When you listen to the news, you usually hear at least one story about someone allegedly stealing something or robbing someone. Depending upon the news report, the terms sometimes seem as if they are used interchangeably.
There are many ways to describe what we commonly refer to as “stealing.” Terms like theft, embezzlement, issuing a bad check, shoplifting, certain kinds of fraud, robbery and others all involve, on one level or another, exercising control over something (money, property or services) that doesn’t belong to you. Yet the law does not treat these offenses identically. And the classification and penalty can vary widely depending upon the nature and the amount of the “theft” involved. Nowhere is this more apparent than when you compare simple theft and robbery.

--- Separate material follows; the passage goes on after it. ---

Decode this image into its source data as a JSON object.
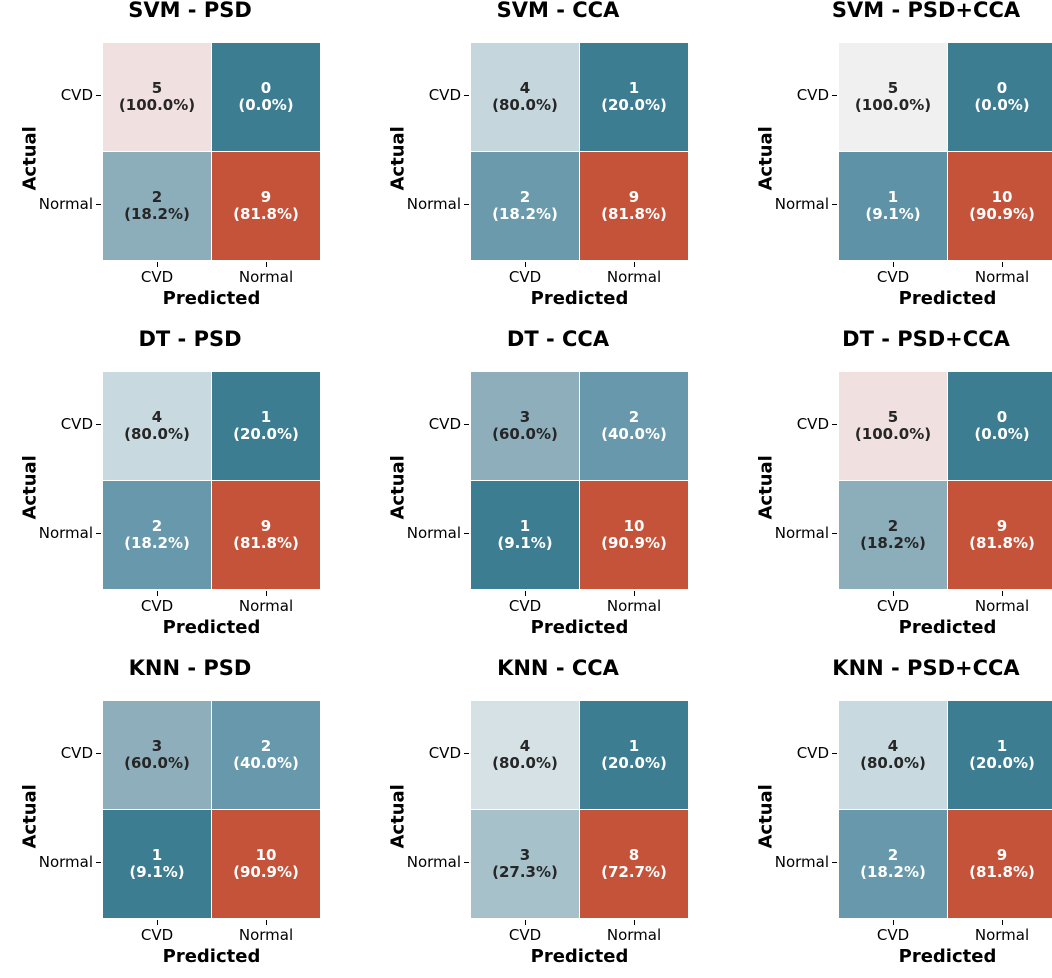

A.R.S. 13-1802 defines theft in several ways. It includes, but is not limited to, the following:
- Controlling property of another without lawful authorization, intending to deprive the owner of that property; or
- Converting property or services of another where the property was entrusted to you for limited purposes; or
- Obtaining services or property through a material misrepresentation, intending to deprive the owner of the property or services; or
- Obtaining property of another having reason to know that the property was stolen.
In simple English, we’d describe these four examples as stealing, embezzlement, fraud, and possession of stolen property. But notice that neither these nor any of the other versions of theft in this statute talks about or refers to robbery.

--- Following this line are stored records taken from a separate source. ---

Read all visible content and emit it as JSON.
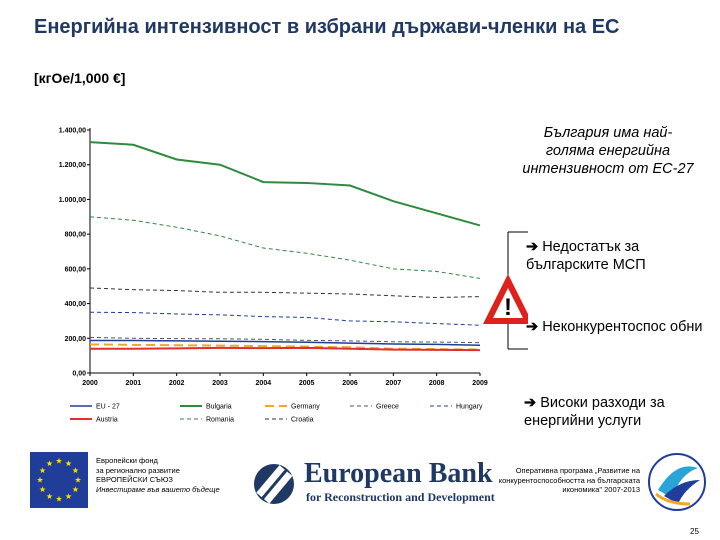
{
  "header": {
    "title": "Енергийна интензивност в избрани държави-членки на ЕС",
    "subtitle": "[кгОе/1,000 €]"
  },
  "chart_data": {
    "type": "line",
    "title": "",
    "xlabel": "",
    "ylabel": "",
    "x": [
      "2000",
      "2001",
      "2002",
      "2003",
      "2004",
      "2005",
      "2006",
      "2007",
      "2008",
      "2009"
    ],
    "y_ticks": [
      "0,00",
      "200,00",
      "400,00",
      "600,00",
      "800,00",
      "1.000,00",
      "1.200,00",
      "1.400,00"
    ],
    "ylim": [
      0,
      1400
    ],
    "grid": false,
    "legend_position": "bottom",
    "series": [
      {
        "name": "EU - 27",
        "color": "#1f3d99",
        "style": "solid",
        "width": 1.5,
        "values": [
          187,
          187,
          185,
          183,
          181,
          177,
          172,
          167,
          165,
          160
        ]
      },
      {
        "name": "Bulgaria",
        "color": "#2e8b3e",
        "style": "solid",
        "width": 2,
        "values": [
          1330,
          1315,
          1230,
          1200,
          1100,
          1095,
          1080,
          990,
          920,
          850
        ]
      },
      {
        "name": "Germany",
        "color": "#f5a623",
        "style": "dash",
        "width": 2,
        "values": [
          165,
          162,
          160,
          158,
          155,
          152,
          148,
          140,
          138,
          135
        ]
      },
      {
        "name": "Greece",
        "color": "#555555",
        "style": "dash",
        "width": 1,
        "values": [
          205,
          200,
          198,
          197,
          194,
          188,
          185,
          180,
          178,
          175
        ]
      },
      {
        "name": "Hungary",
        "color": "#1f3d99",
        "style": "dash",
        "width": 1,
        "values": [
          350,
          348,
          340,
          335,
          325,
          320,
          300,
          295,
          285,
          275
        ]
      },
      {
        "name": "Austria",
        "color": "#e03030",
        "style": "solid",
        "width": 2,
        "values": [
          140,
          140,
          142,
          145,
          143,
          145,
          140,
          135,
          133,
          132
        ]
      },
      {
        "name": "Romania",
        "color": "#2e8b3e",
        "style": "dash",
        "width": 1,
        "values": [
          900,
          880,
          840,
          790,
          720,
          690,
          650,
          600,
          585,
          545
        ]
      },
      {
        "name": "Croatia",
        "color": "#333333",
        "style": "dash",
        "width": 1,
        "values": [
          490,
          480,
          475,
          465,
          465,
          460,
          455,
          445,
          435,
          440
        ]
      }
    ]
  },
  "sidebar": {
    "main": "България има най-голяма енергийна интензивност от ЕС-27",
    "arrow": "➔",
    "points": [
      "Недостатък за българските МСП",
      "Неконкурентоспос обни",
      "Високи разходи за енергийни услуги"
    ],
    "warning_symbol": "!"
  },
  "footer": {
    "fund_line1": "Европейски фонд",
    "fund_line2": "за регионално развитие",
    "fund_line3": "ЕВРОПЕЙСКИ СЪЮЗ",
    "slogan": "Инвестираме във вашето бъдеще",
    "bank_name": "European Bank",
    "bank_sub": "for Reconstruction and Development",
    "program": "Оперативна програма „Развитие на конкурентоспособността на българската икономика\" 2007-2013",
    "page_number": "25"
  },
  "colors": {
    "title": "#1f3864",
    "eu_blue": "#1f3d99",
    "eu_star": "#ffdd00",
    "warning": "#e0201b"
  }
}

Robbery is defined in A.R.S. 13-1902 as taking property from another, either from his person or in his immediate presence, and against his will, using force or threats of force.
Theft vs. Robbery – Classification and Penalty
Most thefts are classified according to the value of the property taken. Simple theft (including shoplifting) of property worth less than $1,000 is ordinarily a misdemeanor, which generally carries a potential penalty of no more than 6 months in jail, and in many cases results in probation.
Robbery, on the other hand, is always a felony. The lowest robbery classification is a class 4 felony. Aggravated robbery (robbery with an accomplice) is a class 3 felony. And armed robbery is a class 2 felony.
The huge difference in the treatment of theft and robbery is the result of the fact that unlike theft, which is considered a property crime, robbery is a violent crime. It is accompanied by force (or the threat of force). Those charged with robbery can therefore expect much harsher treatment than those accused of theft.